NOTE TO JUDGE
In Battaglia v. United Parcel Service, Inc., 214 N.J. 518 (2013), the Supreme Court held that it was error for a
court to instruct a jury in an employment law case to consider life expectancy
in connection with emotional distress damages where the plaintiff did not offer
any expert testimony as to the permanency of the emotional distress. The Court held that while an employment law
plaintiff can claim emotional distress damages without expert testimony, such
damages are limited to past emotional distress through the time of trial. For
an employment law plaintiff to claim future emotional distress, he or she must
offer expert testimony as to the permanency of the distress. Id. at
551-55.
The following charge is intended
for use in cases in which the plaintiff has offered expert testimony and is
claiming future emotional distress in addition to emotional distress through
the time of trial.
If you find for plaintiff, (s)he is
entitled to recover fair and reasonable money damages for the full extent of
the harm caused, no more and no less.
A plaintiff who is awarded a verdict is
entitled to fair and reasonable compensation for any emotional distress, which
was proximately caused by the defendant’s [adverse employment action]. “Emotional
distress” includes embarrassment, humiliation, indignity, and other mental
anguish.
The measure of damages is what a
reasonable person would consider to be adequate and just under all the
circumstances of the case to compensate plaintiff for his(her) emotional
distress. You may consider the
plaintiff’s age, usual activities, occupation, family responsibilities and
similar relevant facts in evaluating the probable consequences of the [adverse
employment action] on plaintiff’s emotional state. You should consider the
nature, character, severity and duration of the emotional distress in
determining how much to award, as any award you make must cover the damages
suffered by plaintiff since the [adverse employment action] to the present time
and into the future if you find that plaintiff’s emotional distress has continued
to the present time and can reasonably be expected to continue into the future.
Plaintiff has the burden of proving
his/her damages through credible, competent evidence. To recover damages for
past or present emotional distress, plaintiff does not have to present
corroborating testimony from any witness; the distress need not be permanent;
physical or psychological symptoms are not necessary; and plaintiff need not
have obtained any type of professional treatment.[1]
The plaintiff’s testimony standing alone may be sufficient to support an award
of past or present emotional distress damages.
On the other hand, you are free to disbelieve all or part of the
plaintiff’s testimony and, if you do, you should act accordingly by either
reducing the amount of damages you award or by not awarding any emotional
distress damages at all.
Unlike past or present emotional
distress, the law requires a plaintiff to prove that his/her emotional distress
will continue into the future through evidence of permanence or other likely
duration in the form of expert testimony.
This ensures that the plaintiff will be made whole while preventing an
improper award of damage based on conjecture or speculation.[2]

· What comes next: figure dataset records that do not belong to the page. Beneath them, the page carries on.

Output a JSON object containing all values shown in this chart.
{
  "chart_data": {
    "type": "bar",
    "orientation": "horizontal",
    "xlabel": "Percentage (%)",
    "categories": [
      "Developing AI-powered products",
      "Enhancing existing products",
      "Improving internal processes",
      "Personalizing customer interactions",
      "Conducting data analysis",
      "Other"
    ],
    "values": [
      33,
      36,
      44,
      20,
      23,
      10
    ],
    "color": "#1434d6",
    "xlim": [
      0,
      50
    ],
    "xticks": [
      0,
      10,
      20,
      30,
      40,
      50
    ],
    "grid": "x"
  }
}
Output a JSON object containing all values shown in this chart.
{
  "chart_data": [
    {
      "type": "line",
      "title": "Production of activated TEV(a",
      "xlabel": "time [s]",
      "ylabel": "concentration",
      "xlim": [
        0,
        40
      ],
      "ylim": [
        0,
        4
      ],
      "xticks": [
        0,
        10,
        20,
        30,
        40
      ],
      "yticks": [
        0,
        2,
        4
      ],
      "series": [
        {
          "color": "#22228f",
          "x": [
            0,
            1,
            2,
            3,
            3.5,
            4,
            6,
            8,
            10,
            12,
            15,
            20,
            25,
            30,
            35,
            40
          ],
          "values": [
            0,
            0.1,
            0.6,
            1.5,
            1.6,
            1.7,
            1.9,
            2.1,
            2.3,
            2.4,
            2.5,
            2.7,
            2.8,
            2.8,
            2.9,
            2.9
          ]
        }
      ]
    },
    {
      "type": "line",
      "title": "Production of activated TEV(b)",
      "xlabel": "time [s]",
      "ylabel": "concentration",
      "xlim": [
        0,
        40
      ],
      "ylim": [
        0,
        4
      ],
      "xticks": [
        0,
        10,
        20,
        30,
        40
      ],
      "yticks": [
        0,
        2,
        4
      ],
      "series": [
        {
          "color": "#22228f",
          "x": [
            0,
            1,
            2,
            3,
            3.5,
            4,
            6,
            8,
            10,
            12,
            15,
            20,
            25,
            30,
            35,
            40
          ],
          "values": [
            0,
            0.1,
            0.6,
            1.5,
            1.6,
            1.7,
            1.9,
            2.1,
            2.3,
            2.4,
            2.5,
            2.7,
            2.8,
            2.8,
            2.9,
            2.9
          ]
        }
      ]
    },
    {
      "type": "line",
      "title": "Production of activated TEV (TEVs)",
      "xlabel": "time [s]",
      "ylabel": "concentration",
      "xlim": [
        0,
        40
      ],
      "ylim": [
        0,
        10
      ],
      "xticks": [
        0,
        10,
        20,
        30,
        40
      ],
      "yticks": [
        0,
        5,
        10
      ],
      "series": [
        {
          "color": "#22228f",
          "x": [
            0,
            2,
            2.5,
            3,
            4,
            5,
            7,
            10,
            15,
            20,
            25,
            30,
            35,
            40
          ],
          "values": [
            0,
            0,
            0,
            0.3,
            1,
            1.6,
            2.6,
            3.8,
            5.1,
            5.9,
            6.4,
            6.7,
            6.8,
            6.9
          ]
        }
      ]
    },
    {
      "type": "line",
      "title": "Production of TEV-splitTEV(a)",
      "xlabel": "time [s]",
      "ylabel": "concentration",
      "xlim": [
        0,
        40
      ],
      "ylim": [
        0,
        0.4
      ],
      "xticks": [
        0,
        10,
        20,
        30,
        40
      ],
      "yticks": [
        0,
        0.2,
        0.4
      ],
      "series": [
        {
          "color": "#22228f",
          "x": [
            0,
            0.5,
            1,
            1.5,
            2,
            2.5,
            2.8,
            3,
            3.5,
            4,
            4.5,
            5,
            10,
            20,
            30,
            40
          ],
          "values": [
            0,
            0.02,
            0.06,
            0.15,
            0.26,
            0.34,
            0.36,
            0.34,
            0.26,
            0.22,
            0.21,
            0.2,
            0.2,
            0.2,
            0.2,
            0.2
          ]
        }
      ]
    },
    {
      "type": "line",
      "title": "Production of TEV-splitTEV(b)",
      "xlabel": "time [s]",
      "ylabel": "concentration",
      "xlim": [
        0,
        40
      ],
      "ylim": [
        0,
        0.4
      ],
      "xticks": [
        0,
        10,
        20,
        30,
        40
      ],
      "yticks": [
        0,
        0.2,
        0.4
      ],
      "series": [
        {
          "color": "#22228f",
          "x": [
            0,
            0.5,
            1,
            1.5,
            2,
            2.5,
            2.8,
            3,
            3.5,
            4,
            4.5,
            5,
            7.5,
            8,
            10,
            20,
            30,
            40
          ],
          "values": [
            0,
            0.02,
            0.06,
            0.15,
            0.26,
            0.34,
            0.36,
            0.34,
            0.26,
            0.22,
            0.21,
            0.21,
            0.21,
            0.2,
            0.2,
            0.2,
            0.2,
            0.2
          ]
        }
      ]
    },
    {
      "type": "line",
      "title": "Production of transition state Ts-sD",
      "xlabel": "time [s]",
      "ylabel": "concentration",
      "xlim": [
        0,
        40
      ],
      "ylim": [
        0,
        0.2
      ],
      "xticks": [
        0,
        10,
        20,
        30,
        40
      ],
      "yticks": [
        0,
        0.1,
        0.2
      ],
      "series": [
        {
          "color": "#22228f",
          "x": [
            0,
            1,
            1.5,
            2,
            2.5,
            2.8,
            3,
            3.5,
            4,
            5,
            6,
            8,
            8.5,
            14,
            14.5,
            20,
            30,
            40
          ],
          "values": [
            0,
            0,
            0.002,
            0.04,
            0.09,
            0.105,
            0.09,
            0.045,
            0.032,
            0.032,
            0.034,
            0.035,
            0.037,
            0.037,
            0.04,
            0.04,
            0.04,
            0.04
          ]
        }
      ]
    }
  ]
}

Therefore, in determining whether plaintiff has suffered emotional distress
that will continue into the future, you should consider the testimony of
plaintiff’s expert in addition to the other evidence presented by the parties. If, after considering all of the evidence,
you find plaintiff’s expert’s testimony on plaintiff’s future emotional
distress credible, you should award plaintiff damages for future emotional
distress. If, after considering all of
the evidence, you do not find plaintiff’s expert’s testimony on plaintiff’s
future emotional distress credible, you should not award future emotional
distress damages. You should keep in
mind that you can award past or present emotional distress damages even if you
do not find that the plaintiff has proven future emotional distress.
The law does not provide you with any table,
schedule or formula by which a person's emotional distress may be measured in
terms of money. The amount is left to
your sound discretion. You are to use your
discretion to attempt to make plaintiff whole, so far as money can do so, based
upon reason and sound judgment, without any passion, prejudice, bias or
sympathy. You each know from your common
experience the nature of emotional distress and you also know the nature and
function of money. The task of equating
the two so as to arrive at a fair and reasonable award of damages requires a
high order of human judgment. For this
reason, the law can provide no better yardstick for your guidance than your own
impartial judgment and experience.
You are to exercise sound judgment as to
what is fair, just and reasonable under all the circumstances. You should consider all the evidence
presented by both parties on the subject of plaintiff’s emotional distress,
including the testimony of the doctor(s) who appeared. After considering the evidence, you shall
award a lump sum of money that will fairly and reasonably compensate plaintiff
for his/her emotional distress you find that she/he has proven.